Home >MSMA News >Commission brainstorms changes to public education – August 30, 2016
Commission brainstorms changes to public education – August 30, 2016
The governor’s blue ribbon commission on public education had its first open meeting on Monday, where participants suggested major changes to the system, including a statewide teachers’ contract; making teachers state employees and putting them into the state’s health plan; raising teacher pay and tying it to student outcomes; and, universal pre-K.
Other proposals included consolidating secondary education to provide more opportunities for students in the upper grades; making sure the Department of Education (DOE) has sufficient resources to do its work; and, understanding whether proficiency-based learning – the center of the new graduation standards passed earlier this year – is accepted statewide.

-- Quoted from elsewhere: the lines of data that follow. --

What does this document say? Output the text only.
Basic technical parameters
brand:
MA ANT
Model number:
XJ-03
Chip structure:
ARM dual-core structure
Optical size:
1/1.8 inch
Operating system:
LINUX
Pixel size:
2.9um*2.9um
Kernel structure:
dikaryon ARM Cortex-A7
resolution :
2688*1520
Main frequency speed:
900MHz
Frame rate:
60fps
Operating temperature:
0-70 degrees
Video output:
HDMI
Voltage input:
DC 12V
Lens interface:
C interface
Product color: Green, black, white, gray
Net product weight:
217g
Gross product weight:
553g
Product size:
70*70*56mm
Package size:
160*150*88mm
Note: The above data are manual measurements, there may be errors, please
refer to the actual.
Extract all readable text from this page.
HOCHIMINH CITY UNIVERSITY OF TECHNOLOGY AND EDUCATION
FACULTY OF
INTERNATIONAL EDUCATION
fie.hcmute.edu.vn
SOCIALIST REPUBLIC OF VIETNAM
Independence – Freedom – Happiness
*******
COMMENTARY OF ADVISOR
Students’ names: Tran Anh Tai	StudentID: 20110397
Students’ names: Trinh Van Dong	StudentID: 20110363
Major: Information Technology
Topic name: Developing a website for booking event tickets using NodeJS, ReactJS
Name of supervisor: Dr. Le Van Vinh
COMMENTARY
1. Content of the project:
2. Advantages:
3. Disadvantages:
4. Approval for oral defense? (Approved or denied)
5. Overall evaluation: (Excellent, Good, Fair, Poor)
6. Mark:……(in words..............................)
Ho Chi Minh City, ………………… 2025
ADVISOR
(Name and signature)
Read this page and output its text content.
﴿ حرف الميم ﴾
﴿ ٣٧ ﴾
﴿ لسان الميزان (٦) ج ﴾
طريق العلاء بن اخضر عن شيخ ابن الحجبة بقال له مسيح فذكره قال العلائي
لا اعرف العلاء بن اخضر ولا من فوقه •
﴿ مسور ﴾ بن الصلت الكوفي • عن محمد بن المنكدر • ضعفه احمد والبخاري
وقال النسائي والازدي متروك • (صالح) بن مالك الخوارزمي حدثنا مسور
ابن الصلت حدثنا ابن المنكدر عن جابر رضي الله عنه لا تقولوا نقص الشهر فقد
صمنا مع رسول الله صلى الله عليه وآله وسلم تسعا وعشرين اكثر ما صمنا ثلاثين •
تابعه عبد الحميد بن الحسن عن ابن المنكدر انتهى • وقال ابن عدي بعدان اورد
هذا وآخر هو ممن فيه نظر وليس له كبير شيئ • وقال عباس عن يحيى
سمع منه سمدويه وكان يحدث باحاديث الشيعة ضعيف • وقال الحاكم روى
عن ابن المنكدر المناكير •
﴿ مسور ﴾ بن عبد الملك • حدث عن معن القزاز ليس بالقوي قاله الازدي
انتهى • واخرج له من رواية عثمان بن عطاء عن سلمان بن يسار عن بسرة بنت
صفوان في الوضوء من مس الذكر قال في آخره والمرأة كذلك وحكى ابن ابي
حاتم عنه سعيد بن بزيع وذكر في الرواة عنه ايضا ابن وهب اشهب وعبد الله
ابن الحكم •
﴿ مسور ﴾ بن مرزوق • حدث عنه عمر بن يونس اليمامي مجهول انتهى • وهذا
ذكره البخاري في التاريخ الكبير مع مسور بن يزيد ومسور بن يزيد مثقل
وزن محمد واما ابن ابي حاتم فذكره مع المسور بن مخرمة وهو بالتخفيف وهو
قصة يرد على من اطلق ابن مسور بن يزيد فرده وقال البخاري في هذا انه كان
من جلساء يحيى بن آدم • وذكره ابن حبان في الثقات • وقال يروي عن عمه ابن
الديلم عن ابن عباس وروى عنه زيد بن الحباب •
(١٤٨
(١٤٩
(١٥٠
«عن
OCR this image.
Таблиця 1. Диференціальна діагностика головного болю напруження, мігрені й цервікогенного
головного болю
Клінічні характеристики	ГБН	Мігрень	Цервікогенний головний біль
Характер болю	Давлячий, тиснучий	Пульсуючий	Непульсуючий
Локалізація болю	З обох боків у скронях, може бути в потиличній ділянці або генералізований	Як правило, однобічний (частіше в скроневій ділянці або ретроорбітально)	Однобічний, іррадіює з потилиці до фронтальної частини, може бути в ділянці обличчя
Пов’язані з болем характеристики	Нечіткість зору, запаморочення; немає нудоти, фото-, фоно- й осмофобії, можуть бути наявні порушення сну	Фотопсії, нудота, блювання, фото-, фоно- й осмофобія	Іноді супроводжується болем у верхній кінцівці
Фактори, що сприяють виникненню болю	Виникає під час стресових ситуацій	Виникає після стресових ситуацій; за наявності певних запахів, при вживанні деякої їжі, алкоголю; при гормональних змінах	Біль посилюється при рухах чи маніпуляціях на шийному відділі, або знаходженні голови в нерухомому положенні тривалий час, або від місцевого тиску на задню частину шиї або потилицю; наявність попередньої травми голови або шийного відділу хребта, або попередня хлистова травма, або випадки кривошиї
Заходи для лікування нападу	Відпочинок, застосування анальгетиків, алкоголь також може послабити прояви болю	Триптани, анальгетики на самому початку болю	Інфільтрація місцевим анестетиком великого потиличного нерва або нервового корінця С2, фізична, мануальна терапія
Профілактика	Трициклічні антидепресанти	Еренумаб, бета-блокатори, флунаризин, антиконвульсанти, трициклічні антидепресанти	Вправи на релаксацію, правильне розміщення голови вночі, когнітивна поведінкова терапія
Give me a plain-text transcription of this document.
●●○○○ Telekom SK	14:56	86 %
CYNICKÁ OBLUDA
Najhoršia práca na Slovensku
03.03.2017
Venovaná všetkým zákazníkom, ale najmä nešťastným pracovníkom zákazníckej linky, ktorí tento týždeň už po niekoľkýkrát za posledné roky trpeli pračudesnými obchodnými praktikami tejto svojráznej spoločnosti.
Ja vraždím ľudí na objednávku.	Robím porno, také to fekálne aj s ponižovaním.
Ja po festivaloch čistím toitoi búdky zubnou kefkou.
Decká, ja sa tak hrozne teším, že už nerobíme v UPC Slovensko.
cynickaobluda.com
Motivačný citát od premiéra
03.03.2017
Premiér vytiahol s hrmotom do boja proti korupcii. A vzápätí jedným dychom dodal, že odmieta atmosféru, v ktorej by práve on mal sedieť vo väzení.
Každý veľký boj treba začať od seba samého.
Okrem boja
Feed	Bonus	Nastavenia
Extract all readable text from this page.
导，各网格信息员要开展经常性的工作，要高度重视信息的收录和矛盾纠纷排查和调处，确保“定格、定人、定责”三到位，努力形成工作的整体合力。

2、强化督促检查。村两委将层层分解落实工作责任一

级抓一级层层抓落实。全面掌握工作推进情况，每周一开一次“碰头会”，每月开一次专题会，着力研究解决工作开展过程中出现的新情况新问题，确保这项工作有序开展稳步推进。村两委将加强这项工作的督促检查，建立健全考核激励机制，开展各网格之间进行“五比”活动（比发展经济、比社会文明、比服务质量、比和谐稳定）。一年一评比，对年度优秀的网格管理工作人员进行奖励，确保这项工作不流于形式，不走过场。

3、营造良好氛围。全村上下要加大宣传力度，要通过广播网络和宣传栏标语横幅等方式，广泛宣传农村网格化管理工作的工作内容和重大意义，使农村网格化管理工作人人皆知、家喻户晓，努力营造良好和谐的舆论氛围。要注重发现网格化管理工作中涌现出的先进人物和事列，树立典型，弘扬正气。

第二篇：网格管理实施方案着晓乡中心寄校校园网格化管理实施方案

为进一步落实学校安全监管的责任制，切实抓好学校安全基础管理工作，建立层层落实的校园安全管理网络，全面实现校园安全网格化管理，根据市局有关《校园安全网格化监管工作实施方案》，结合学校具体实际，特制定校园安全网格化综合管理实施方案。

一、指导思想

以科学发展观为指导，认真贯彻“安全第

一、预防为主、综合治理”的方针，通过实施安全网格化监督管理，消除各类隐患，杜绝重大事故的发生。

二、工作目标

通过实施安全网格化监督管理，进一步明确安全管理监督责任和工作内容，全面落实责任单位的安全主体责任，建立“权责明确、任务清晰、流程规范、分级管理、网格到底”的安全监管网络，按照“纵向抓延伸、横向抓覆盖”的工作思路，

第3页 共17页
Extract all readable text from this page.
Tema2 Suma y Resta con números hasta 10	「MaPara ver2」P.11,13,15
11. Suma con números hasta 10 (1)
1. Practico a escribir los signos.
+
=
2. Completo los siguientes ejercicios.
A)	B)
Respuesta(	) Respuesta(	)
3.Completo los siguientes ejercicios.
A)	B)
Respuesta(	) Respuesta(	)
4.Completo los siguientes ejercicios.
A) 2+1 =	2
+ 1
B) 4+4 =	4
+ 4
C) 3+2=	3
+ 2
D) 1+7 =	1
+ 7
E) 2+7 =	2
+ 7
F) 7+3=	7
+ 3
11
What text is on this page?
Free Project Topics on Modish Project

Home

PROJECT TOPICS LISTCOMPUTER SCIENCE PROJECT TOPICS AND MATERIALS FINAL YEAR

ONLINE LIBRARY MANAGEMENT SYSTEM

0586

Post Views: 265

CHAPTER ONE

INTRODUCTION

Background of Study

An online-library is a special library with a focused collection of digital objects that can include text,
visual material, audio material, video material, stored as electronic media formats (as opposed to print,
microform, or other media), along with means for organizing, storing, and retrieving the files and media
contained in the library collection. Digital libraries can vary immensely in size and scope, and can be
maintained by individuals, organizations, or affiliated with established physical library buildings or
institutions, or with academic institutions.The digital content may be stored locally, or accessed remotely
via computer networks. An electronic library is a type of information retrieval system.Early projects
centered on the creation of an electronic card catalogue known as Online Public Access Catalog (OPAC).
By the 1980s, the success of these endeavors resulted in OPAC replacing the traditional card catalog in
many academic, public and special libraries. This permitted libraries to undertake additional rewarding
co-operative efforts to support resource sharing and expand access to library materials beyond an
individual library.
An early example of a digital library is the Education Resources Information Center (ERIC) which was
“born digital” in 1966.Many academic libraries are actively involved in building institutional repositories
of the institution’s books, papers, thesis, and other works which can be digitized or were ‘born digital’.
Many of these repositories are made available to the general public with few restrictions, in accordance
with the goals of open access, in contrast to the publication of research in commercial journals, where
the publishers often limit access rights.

Sen. Justin Alfond, D-Cumberland, a commission member, suggested the state adopt and build on former Education Commissioner Stephen Bowen’s 2012 plan for education as a blueprint for today. That plan tied proficiency-based teaching, learning and assessment to strong state standards.
There also were calls for simplifying the Essential Programs and Services (EPS) funding formula; allowing more high school students to take college-level and Career and Technical Education courses; and, regionalizing public school central office functions.
To follow the ongoing work of the commission, officially known as the Commission to Reform Public Education Funding and Improve Student Performance in Maine, click here.
The commission was created this past session by legislation that also increased General Purpose Aid to schools by $15 million on top of what already had been promised as part of the biennial budget the year before. Its first meeting was held at the Blaine House behind closed doors – a move that ultimately was ruled illegal by the Attorney General’s Office.
The commission on Monday voted unanimously to pay the fine for the illegal meeting when the case comes up in court again in September. An intentional violation of the open meeting law carries with it a civil penalty of up to $500.
Gov. LePage no longer attends the meetings and has named Acting Deputy Commissioner William Beardsley as his designee. Former Superintendent Robert Hasson, director of certification for the DOE, has taken over as chair.